Work package 3. Collections digitisation

WP 3 Leader: Assoc. Prof. Borislav Guéorguiev

This WP is focused on digitisation of substantial part (c. 50%) of the collection lots and publication of this digital information organised in a database. We envisage about 25% of the database entries to be accompanied with digital images of specimens. In general, in the frames of the duration of this project (4 years), we plan to digitise 1,000,000 collection lots – 500,000 lots from the collections of IBER-BAS and 500,000 lots from the collections of NMNHS-BAS. The activities planned in WP3 include: (i) setting up a digitisation plan and technical design to secure smooth flow of digitisation process as well as management and coordination of the digitisation process; (ii) organising, conducting and monitoring of digital activities, including basic work on digitisation of collections and preparation of databases as well as quality control and verification of digitisation, and (iii) data management processing, including prior-publication processing the digital record and images to make them published and freely accessible.
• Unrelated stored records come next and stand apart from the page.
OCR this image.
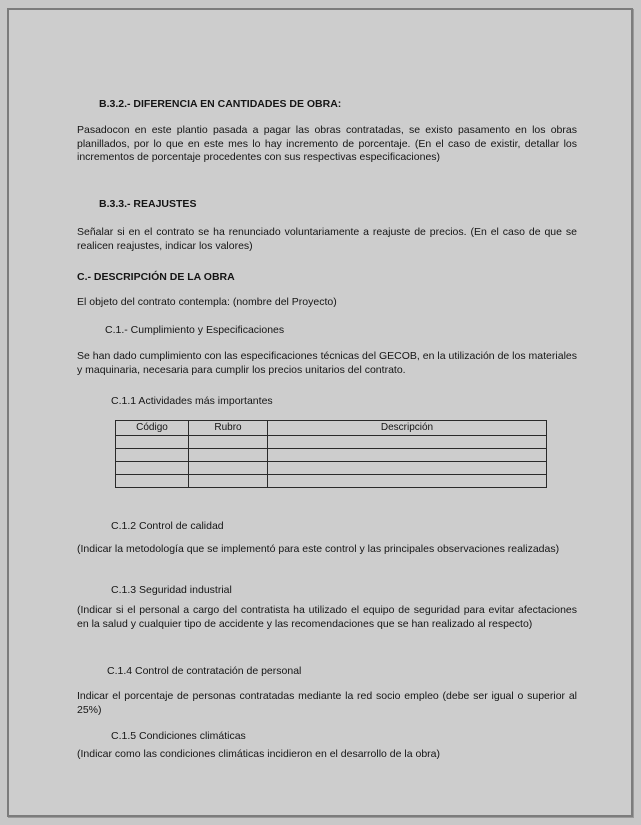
B.3.2.- DIFERENCIA EN CANTIDADES DE OBRA:
Pasadocon en este plantio pasada a pagar las obras contratadas, se existo pasamento en los obras planillados, por lo que en este mes lo hay incremento de porcentaje. (En el caso de existir, detallar los incrementos de porcentaje procedentes con sus respectivas especificaciones)
B.3.3.- REAJUSTES
Señalar si en el contrato se ha renunciado voluntariamente a reajuste de precios. (En el caso de que se realicen reajustes, indicar los valores)
C.- DESCRIPCIÓN DE LA OBRA
El objeto del contrato contempla: (nombre del Proyecto)
C.1.- Cumplimiento y Especificaciones
Se han dado cumplimiento con las especificaciones técnicas del GECOB, en la utilización de los materiales y maquinaria, necesaria para cumplir los precios unitarios del contrato.
C.1.1 Actividades más importantes
Código	Rubro	Descripción

C.1.2 Control de calidad
(Indicar la metodología que se implementó para este control y las principales observaciones realizadas)
C.1.3 Seguridad industrial
(Indicar si el personal a cargo del contratista ha utilizado el equipo de seguridad para evitar afectaciones en la salud y cualquier tipo de accidente y las recomendaciones que se han realizado al respecto)
C.1.4 Control de contratación de personal
Indicar el porcentaje de personas contratadas mediante la red socio empleo (debe ser igual o superior al 25%)
C.1.5 Condiciones climáticas
(Indicar como las condiciones climáticas incidieron en el desarrollo de la obra)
To reply to the needs of the DiSSCo-BG associated with the mass digitisation, investments will be made in technical areas such as imaging, e- infrastructure services, e.g. resources for storage, computing, networking, tools for data management, security, access, etc., through significant investments managed in WP2. The developed web-based Collection Information System (CIS) will be used for storage and access to the comprehensive information on the IBER-BAS and NMNHS-BAS collections. This web- published and freely accessible database will consist of two components – Digital Collection Catalogue (DCC) containing the information oft the collection entries as presented in the registers and Digital Image Library (DIL) containing digital images. Both modules will be able to "communicate constantly". CIS will be built using open source software, e.g. PostgreSQL-like software can be used as an integrated database environment and PostGIS-like software for spatial data. Database nomenclature will be in line with the basic standards of Darwin Core as well as with GBIF to allow for data interoperability. The CIS will support a number of functionalities, such as:
  • block export of all information (e.g. for backups)
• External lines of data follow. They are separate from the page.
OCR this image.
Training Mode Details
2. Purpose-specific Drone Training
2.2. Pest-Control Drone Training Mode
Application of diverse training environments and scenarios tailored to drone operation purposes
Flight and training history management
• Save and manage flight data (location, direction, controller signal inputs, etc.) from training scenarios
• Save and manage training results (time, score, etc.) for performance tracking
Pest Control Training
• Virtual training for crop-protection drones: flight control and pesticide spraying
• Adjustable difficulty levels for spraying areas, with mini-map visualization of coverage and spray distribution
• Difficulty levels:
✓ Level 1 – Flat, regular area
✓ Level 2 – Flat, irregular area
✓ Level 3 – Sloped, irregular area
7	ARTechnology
  • export of selected data based on filters (e.g. for specific queries by researchers)
  • producing a map with the geographic location of each individual unit
  • ability to display data to the IBER-BAS and NMNHS-BAS sites
  • block import from other, already existing but different software databases
  • ability to automatically share information to other databases such as pan-European DiSSCo RI portal and others
To improve and facilitate the whole process and accessibility of the data, a mobile (Android based) version will also be developed. Considerable attention will be paid to CIS security as well as allocation of data access. The public profile will provide basic information about the individual lots (= collection units presented in both collection registers and database as a single record). Access levels, in descending order, will be: Database Manager, Administrators, Moderators and Regular user. CIS will be uploaded to a virtual server, which provides significantly more flexibility in operation as well as better information security. CIS will be archived as two back-up copies on weekly basis, one of them using the storage capacity of the Institute of Information and Communication Technologies – Bulgarian Academy of Sciences and one on external storage.
Objectives
  • Coordination and supervision of digitisation process.
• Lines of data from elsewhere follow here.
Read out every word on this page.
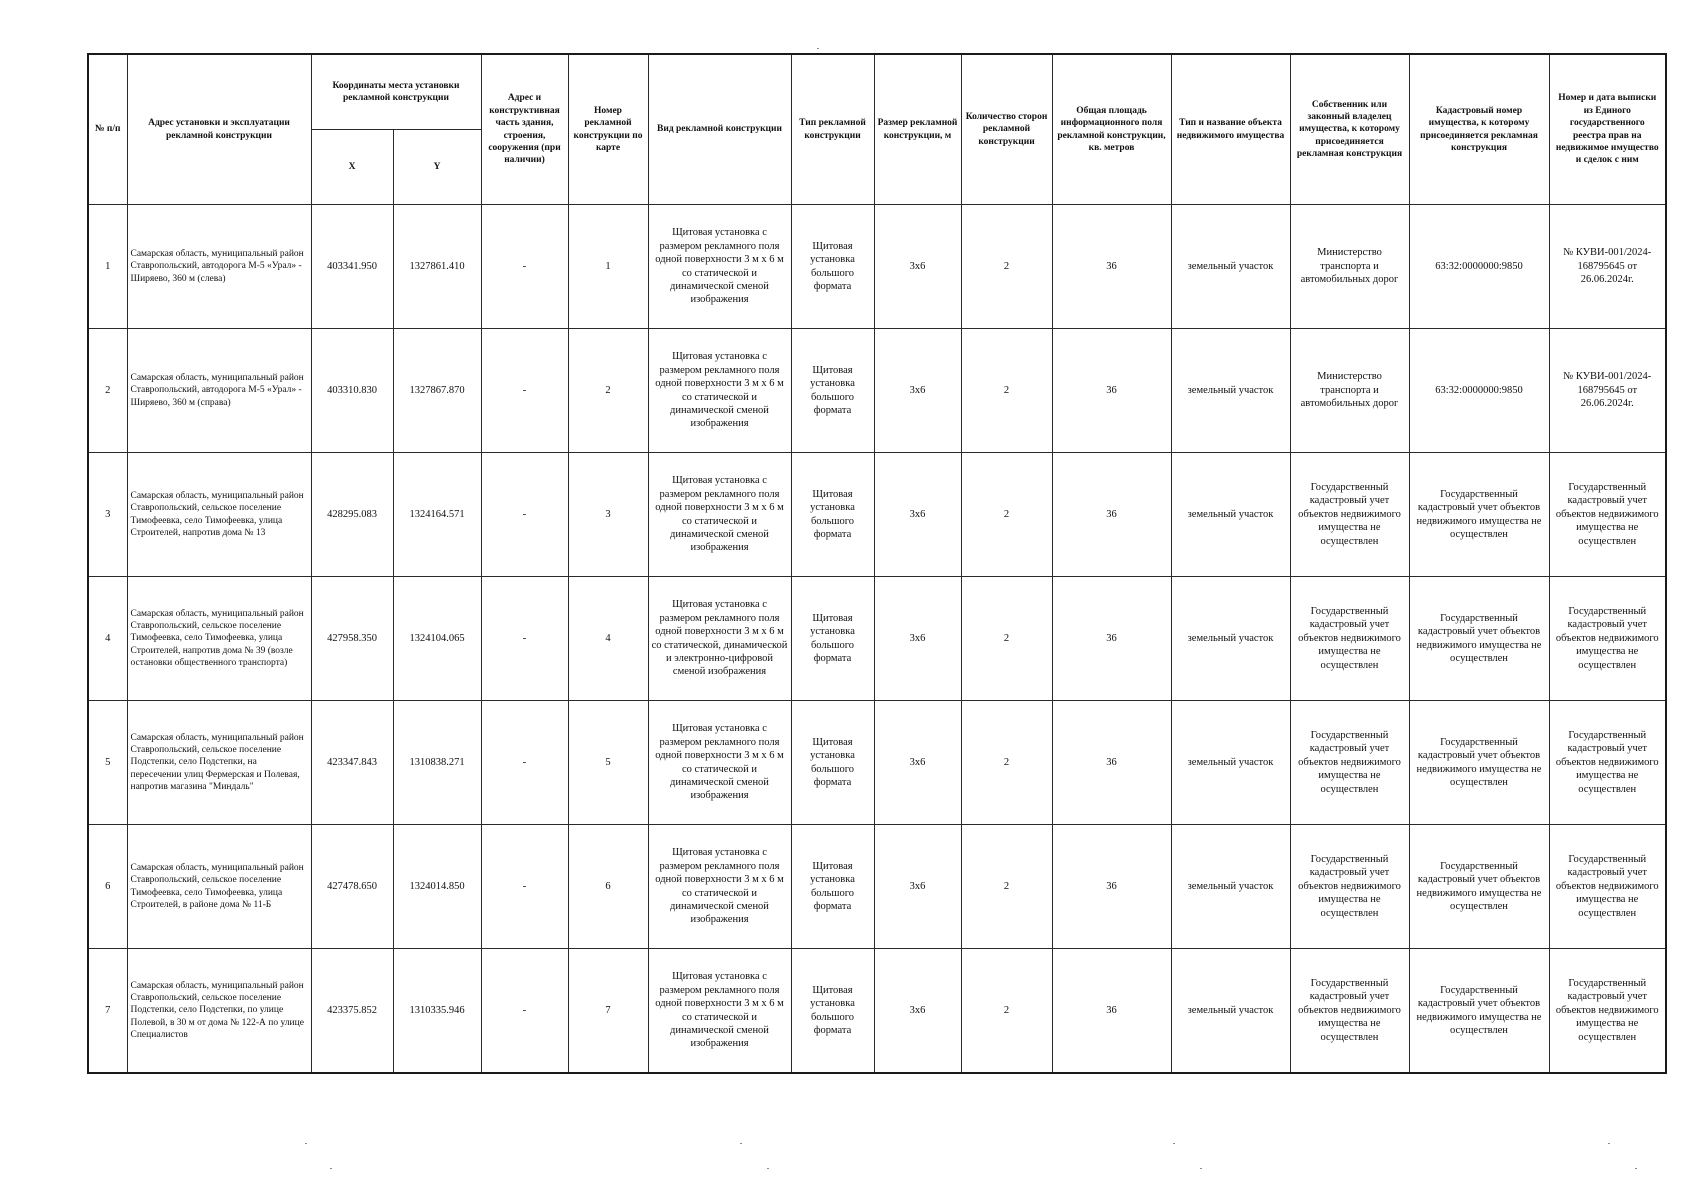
№ п/п	Адрес установки и эксплуатации рекламной конструкции	Координаты места установки рекламной конструкции		Адрес и конструктивная часть здания, строения, сооружения (при наличии)	Номер рекламной конструкции по карте	Вид рекламной конструкции	Тип рекламной конструкции	Размер рекламной конструкции, м	Количество сторон рекламной конструкции	Общая площадь информационного поля рекламной конструкции, кв. метров	Тип и название объекта недвижимого имущества	Собственник или законный владелец имущества, к которому присоединяется рекламная конструкция	Кадастровый номер имущества, к которому присоединяется рекламная конструкция	Номер и дата выписки из Единого государственного реестра прав на недвижимое имущество и сделок с ним
		X	Y											
1	Самарская область, муниципальный район Ставропольский, автодорога М-5 «Урал» - Ширяево, 360 м (слева)	403341.950	1327861.410	-	1	Щитовая установка с размером рекламного поля одной поверхности 3 м х 6 м со статической и динамической сменой изображения	Щитовая установка большого формата	3х6	2	36	земельный участок	Министерство транспорта и автомобильных дорог	63:32:0000000:9850	№ КУВИ-001/2024-168795645 от 26.06.2024г.
2	Самарская область, муниципальный район Ставропольский, автодорога М-5 «Урал» - Ширяево, 360 м (справа)	403310.830	1327867.870	-	2	Щитовая установка с размером рекламного поля одной поверхности 3 м х 6 м со статической и динамической сменой изображения	Щитовая установка большого формата	3х6	2	36	земельный участок	Министерство транспорта и автомобильных дорог	63:32:0000000:9850	№ КУВИ-001/2024-168795645 от 26.06.2024г.
3	Самарская область, муниципальный район Ставропольский, сельское поселение Тимофеевка, село Тимофеевка, улица Строителей, напротив дома № 13	428295.083	1324164.571	-	3	Щитовая установка с размером рекламного поля одной поверхности 3 м х 6 м со статической и динамической сменой изображения	Щитовая установка большого формата	3х6	2	36	земельный участок	Государственный кадастровый учет объектов недвижимого имущества не осуществлен	Государственный кадастровый учет объектов недвижимого имущества не осуществлен	Государственный кадастровый учет объектов недвижимого имущества не осуществлен
4	Самарская область, муниципальный район Ставропольский, сельское поселение Тимофеевка, село Тимофеевка, улица Строителей, напротив дома № 39 (возле остановки общественного транспорта)	427958.350	1324104.065	-	4	Щитовая установка с размером рекламного поля одной поверхности 3 м х 6 м со статической, динамической и электронно-цифровой сменой изображения	Щитовая установка большого формата	3х6	2	36	земельный участок	Государственный кадастровый учет объектов недвижимого имущества не осуществлен	Государственный кадастровый учет объектов недвижимого имущества не осуществлен	Государственный кадастровый учет объектов недвижимого имущества не осуществлен
5	Самарская область, муниципальный район Ставропольский, сельское поселение Подстепки, село Подстепки, на пересечении улиц Фермерская и Полевая, напротив магазина "Миндаль"	423347.843	1310838.271	-	5	Щитовая установка с размером рекламного поля одной поверхности 3 м х 6 м со статической и динамической сменой изображения	Щитовая установка большого формата	3х6	2	36	земельный участок	Государственный кадастровый учет объектов недвижимого имущества не осуществлен	Государственный кадастровый учет объектов недвижимого имущества не осуществлен	Государственный кадастровый учет объектов недвижимого имущества не осуществлен
6	Самарская область, муниципальный район Ставропольский, сельское поселение Тимофеевка, село Тимофеевка, улица Строителей, в районе дома № 11-Б	427478.650	1324014.850	-	6	Щитовая установка с размером рекламного поля одной поверхности 3 м х 6 м со статической и динамической сменой изображения	Щитовая установка большого формата	3х6	2	36	земельный участок	Государственный кадастровый учет объектов недвижимого имущества не осуществлен	Государственный кадастровый учет объектов недвижимого имущества не осуществлен	Государственный кадастровый учет объектов недвижимого имущества не осуществлен
7	Самарская область, муниципальный район Ставропольский, сельское поселение Подстепки, село Подстепки, по улице Полевой, в 30 м от дома № 122-А по улице Специалистов	423375.852	1310335.946	-	7	Щитовая установка с размером рекламного поля одной поверхности 3 м х 6 м со статической и динамической сменой изображения	Щитовая установка большого формата	3х6	2	36	земельный участок	Государственный кадастровый учет объектов недвижимого имущества не осуществлен	Государственный кадастровый учет объектов недвижимого имущества не осуществлен	Государственный кадастровый учет объектов недвижимого имущества не осуществлен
  • Coordination of consultations with contact persons of the pan-European DiSSCo RI in order of unification of standards.
  • Building up digitisation management framework – core digital activities; recourses for digitisation; digitisation strategy; digitisation plan; governance for digitisation activities.
  • Implementing web-based database interoperability software for data and metadata capture, datasets interaction and data aggregation.
  • Primary work on digitisation of biological collections – digital conversion of biological objects and populating databases.
  • Quality control and verification of digitisation records – digitisation process monitoring.
  • Managing data and sharing data, including metadata capture – data management process.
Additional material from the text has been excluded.